Liberals don’t look at a person, and judge them based on their circumstances and use that judgment to justify them being in those circumstances. Liberals do try to remove or reduce those circumstances that leads people into poor outcomes.
Yes, liberal don’t try to fix problems by finding the person that is to blame, liberals try to fix problems by fixing the problem. What if peter would have done perfectly fine working in a a factory making widgets, but there were no factory jobs to make widgets available. Is that peter’s fault, or society’s?
Or, do we really need to assign blame, when the fix in either case is obvious.
I don’t see that as a shift, I see that as a simple observation of watching people shoot themselves in the foot and then complain that there is blood all over their carpet.
So, let me play this back to you the way I heard it: It’s as though there’s been a civil war, and you lost. You’re living in the same place, but it feels as though you are an exile in your own country, because the dominant culture isn’t yours any more. You lost, and now you are a dwindling, misunderstood, despised minority culture.
If that’s the way you feel, well no wonder you’re cranky.

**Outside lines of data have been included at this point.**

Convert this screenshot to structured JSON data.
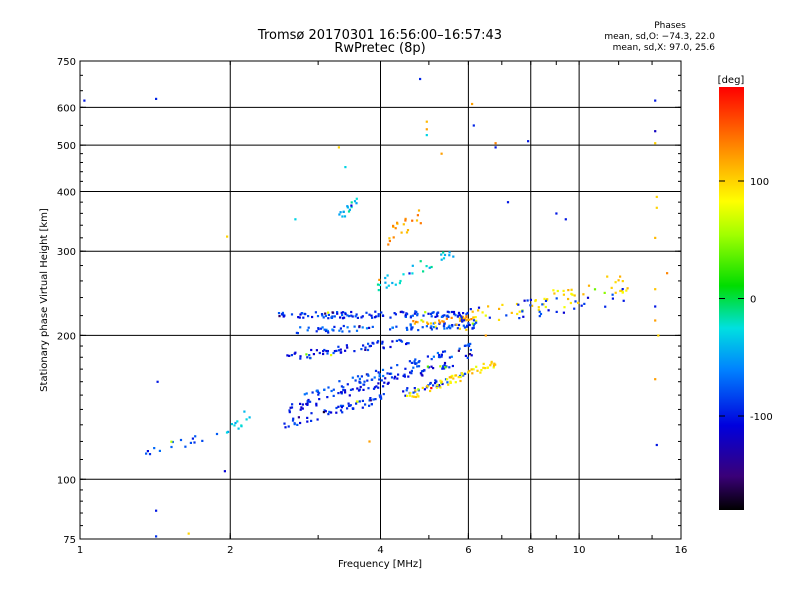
{
  "chart_data": {
    "type": "scatter",
    "title": "Tromsø 20170301 16:56:00–16:57:43",
    "subtitle": "RwPretec (8p)",
    "xlabel": "Frequency [MHz]",
    "ylabel": "Stationary phase Virtual Height [km]",
    "x_scale": "log",
    "y_scale": "log",
    "xlim": [
      1,
      16
    ],
    "ylim": [
      75,
      750
    ],
    "x_ticks": [
      1,
      2,
      4,
      6,
      8,
      10,
      16
    ],
    "x_tick_labels": [
      "1",
      "2",
      "4",
      "6",
      "8",
      "10",
      "16"
    ],
    "y_ticks": [
      75,
      100,
      200,
      300,
      400,
      500,
      600,
      750
    ],
    "y_tick_labels": [
      "75",
      "100",
      "200",
      "300",
      "400",
      "500",
      "600",
      "750"
    ],
    "x_gridlines": [
      2,
      4,
      6,
      8,
      10
    ],
    "y_gridlines": [
      100,
      200,
      300,
      400,
      500,
      600
    ],
    "grid": true,
    "phases_box": {
      "title": "Phases",
      "line1": "mean, sd,O: −74.3, 22.0",
      "line2": "mean, sd,X:  97.0, 25.6"
    },
    "colorbar": {
      "label": "[deg]",
      "range": [
        -180,
        180
      ],
      "ticks": [
        100,
        0,
        -100
      ],
      "tick_labels": [
        "100",
        "0",
        "-100"
      ]
    },
    "series": [
      {
        "traces": [
          {
            "f0": 1.3,
            "f1": 1.9,
            "h0": 112,
            "h1": 125,
            "phase": -85,
            "n": 16,
            "jitter": 0.025
          },
          {
            "f0": 1.9,
            "f1": 2.2,
            "h0": 122,
            "h1": 138,
            "phase": -40,
            "n": 12,
            "jitter": 0.03
          },
          {
            "f0": 2.55,
            "f1": 6.0,
            "h0": 130,
            "h1": 165,
            "phase": -92,
            "n": 90,
            "jitter": 0.02
          },
          {
            "f0": 2.6,
            "f1": 6.1,
            "h0": 140,
            "h1": 180,
            "phase": -100,
            "n": 90,
            "jitter": 0.02
          },
          {
            "f0": 2.8,
            "f1": 6.2,
            "h0": 150,
            "h1": 190,
            "phase": -82,
            "n": 80,
            "jitter": 0.02
          },
          {
            "f0": 2.6,
            "f1": 4.6,
            "h0": 180,
            "h1": 195,
            "phase": -95,
            "n": 60,
            "jitter": 0.02
          },
          {
            "f0": 2.5,
            "f1": 6.0,
            "h0": 220,
            "h1": 222,
            "phase": -90,
            "n": 120,
            "jitter": 0.015
          },
          {
            "f0": 2.7,
            "f1": 6.2,
            "h0": 205,
            "h1": 210,
            "phase": -80,
            "n": 80,
            "jitter": 0.015
          },
          {
            "f0": 4.5,
            "f1": 6.8,
            "h0": 148,
            "h1": 175,
            "phase": 95,
            "n": 60,
            "jitter": 0.02
          },
          {
            "f0": 4.6,
            "f1": 6.2,
            "h0": 212,
            "h1": 218,
            "phase": 115,
            "n": 30,
            "jitter": 0.012
          },
          {
            "f0": 5.6,
            "f1": 12.5,
            "h0": 210,
            "h1": 260,
            "phase": 95,
            "n": 60,
            "jitter": 0.05
          },
          {
            "f0": 5.8,
            "f1": 12.5,
            "h0": 215,
            "h1": 245,
            "phase": -95,
            "n": 40,
            "jitter": 0.05
          },
          {
            "f0": 3.3,
            "f1": 3.6,
            "h0": 350,
            "h1": 380,
            "phase": -30,
            "n": 16,
            "jitter": 0.03
          },
          {
            "f0": 4.1,
            "f1": 4.9,
            "h0": 320,
            "h1": 360,
            "phase": 120,
            "n": 20,
            "jitter": 0.04
          },
          {
            "f0": 3.9,
            "f1": 5.6,
            "h0": 250,
            "h1": 300,
            "phase": -30,
            "n": 30,
            "jitter": 0.04
          }
        ]
      }
    ],
    "scattered_points": [
      {
        "x": 1.02,
        "y": 620,
        "phase": -100
      },
      {
        "x": 1.42,
        "y": 625,
        "phase": -95
      },
      {
        "x": 1.43,
        "y": 160,
        "phase": -100
      },
      {
        "x": 1.42,
        "y": 86,
        "phase": -100
      },
      {
        "x": 1.42,
        "y": 76,
        "phase": -90
      },
      {
        "x": 1.65,
        "y": 77,
        "phase": 100
      },
      {
        "x": 1.95,
        "y": 104,
        "phase": -110
      },
      {
        "x": 1.97,
        "y": 322,
        "phase": 100
      },
      {
        "x": 4.8,
        "y": 688,
        "phase": -95
      },
      {
        "x": 4.95,
        "y": 560,
        "phase": 110
      },
      {
        "x": 4.95,
        "y": 540,
        "phase": 120
      },
      {
        "x": 4.95,
        "y": 525,
        "phase": -30
      },
      {
        "x": 5.3,
        "y": 480,
        "phase": 120
      },
      {
        "x": 6.1,
        "y": 610,
        "phase": 120
      },
      {
        "x": 6.15,
        "y": 550,
        "phase": -95
      },
      {
        "x": 6.8,
        "y": 505,
        "phase": 130
      },
      {
        "x": 6.8,
        "y": 495,
        "phase": -100
      },
      {
        "x": 7.9,
        "y": 510,
        "phase": -100
      },
      {
        "x": 3.3,
        "y": 495,
        "phase": 100
      },
      {
        "x": 3.4,
        "y": 450,
        "phase": -30
      },
      {
        "x": 9.0,
        "y": 360,
        "phase": -100
      },
      {
        "x": 9.4,
        "y": 350,
        "phase": -100
      },
      {
        "x": 14.2,
        "y": 620,
        "phase": -100
      },
      {
        "x": 14.2,
        "y": 535,
        "phase": -120
      },
      {
        "x": 14.2,
        "y": 505,
        "phase": 100
      },
      {
        "x": 14.3,
        "y": 390,
        "phase": 100
      },
      {
        "x": 14.3,
        "y": 370,
        "phase": 100
      },
      {
        "x": 14.2,
        "y": 320,
        "phase": 110
      },
      {
        "x": 14.2,
        "y": 250,
        "phase": 105
      },
      {
        "x": 14.2,
        "y": 230,
        "phase": -100
      },
      {
        "x": 14.2,
        "y": 215,
        "phase": 120
      },
      {
        "x": 14.4,
        "y": 200,
        "phase": 100
      },
      {
        "x": 14.2,
        "y": 162,
        "phase": 120
      },
      {
        "x": 14.3,
        "y": 118,
        "phase": -100
      },
      {
        "x": 15.0,
        "y": 270,
        "phase": 130
      },
      {
        "x": 3.8,
        "y": 120,
        "phase": 120
      },
      {
        "x": 6.5,
        "y": 200,
        "phase": 120
      },
      {
        "x": 7.2,
        "y": 380,
        "phase": -100
      },
      {
        "x": 2.7,
        "y": 350,
        "phase": -30
      }
    ]
  }
}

By the way, I think that’s exactly what is happening. It isn’t “coastal elites” though. That would be a very small group, by definition of “elite”. It’s a big group. It’s a huge group. It includes every city in the US and Europe. Millions upon millions of people, and against that there’s, you know, North Dakota. Rural white people, a dying breed.
Hanging out together is not a problem. I live in trump country. Most of my acquaintances are conservative.
We just don’t about politics, as we know that there is no way to see eye to eye on such things, and we are getting together to enjoy ourselves, not to fight and argue.
I am often tempted to break that rule, but I know how annoying it is when someone else does, so I resist that temptation.
But that’s actually a much more restrictive condition than it appears at first glance; a lot of my friends bring up politics simply by existing or by talking about their daily lives. Non-straight people (especially same sex couples), trans people, blacks and hispanics (and to a lesser extent other non-whites), and the like are political simply by existing. You wouldn’t say that a M-F couple is bringing up politics by talking about the marriage they’re planning, but a M-M couple is bringing up the political issue of gay marriage. Me talking about the annoyance of getting pulled over on the way to the party isn’t politics, but a black guy talking about how he feared for his life is bringing up the political issue of police brutality. Me using the bathroom at a bar isn’t political, but a trans person doing the same is. Anyone talking about dealing with a medical condition is now ‘talking politics’ because costs are always going to be a major issue.
So while you may not intend it that way, ‘as long as they don’t bring up politics’ really excludes a lot of minorities.